In one shot, we see Johnny and Omar kissing in the shadows of an alley, shot from a crane as if in an old Hollywood romance. And then the camera pans left, to show Johnny’s ex-skinhead crew kicking over garbage cans just around the corner.

In one extended sequence, the two men start to make love in the back room of the laundrette, a two-way mirror allowing them to see out but no one to see in. In a funny and cheeky scene, Frears cuts back and forth between Johnny and Omar in the back and Omar’s uncle and mistress slow-dancing in the laundrette out front.
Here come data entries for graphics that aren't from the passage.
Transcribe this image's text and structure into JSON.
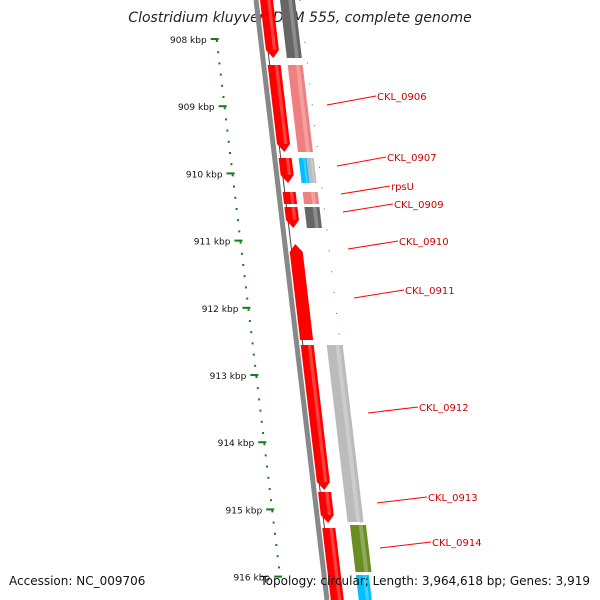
{
  "header": {
    "title": "Clostridium kluyveri DSM 555, complete genome"
  },
  "footer": {
    "accession": "Accession: NC_009706",
    "summary": "Topology: circular; Length: 3,964,618 bp; Genes: 3,919"
  },
  "scale": {
    "ticks": [
      "908 kbp",
      "909 kbp",
      "910 kbp",
      "911 kbp",
      "912 kbp",
      "913 kbp",
      "914 kbp",
      "915 kbp",
      "916 kbp"
    ]
  },
  "genes": [
    {
      "label": "CKL_0906"
    },
    {
      "label": "CKL_0907"
    },
    {
      "label": "rpsU"
    },
    {
      "label": "CKL_0909"
    },
    {
      "label": "CKL_0910"
    },
    {
      "label": "CKL_0911"
    },
    {
      "label": "CKL_0912"
    },
    {
      "label": "CKL_0913"
    },
    {
      "label": "CKL_0914"
    }
  ],
  "colors": {
    "cds": "#ff0000",
    "label": "#cc0000",
    "tick": "#1a7a1a",
    "backbone": "#888888",
    "salmon": "#f08080",
    "dark_gray": "#666666",
    "light_gray": "#bbbbbb",
    "cyan": "#00bfff",
    "olive": "#6b8e23"
  }
}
This leads to a truly unforgettable image, when Johnny goes out front, then comes back to the mirror that Omar is looking through. From our perspective, we see Johnny’s face through the mirror superimposed on top of Omar’s reflection. They are one.

And then there’s that lick. It happens in broad daylight, as Johnny and Omar are working on the front of the laundrette, watched both by the punkers a few feet away and by a Pakistani gangster in his car. Omar moves to give Johnny a friendly embrace, and on the side of his neck away from the observers, Johnny gives him that iconic lick, then grins saucily.

In an interview that accompanies the Criterion DVD, Frears said the lick was something he came up while shooting, an idea that Day-Lewis took to with glee. It seems almost sweet now, but in 1985, it must have been a daring, transgressive moment for gay audiences used to not seeing themselves on screen, except as in broad stereotypes. Audiences may not have known the name Daniel Day-Lewis until then, but they knew they were watching an actor who liked to take chances.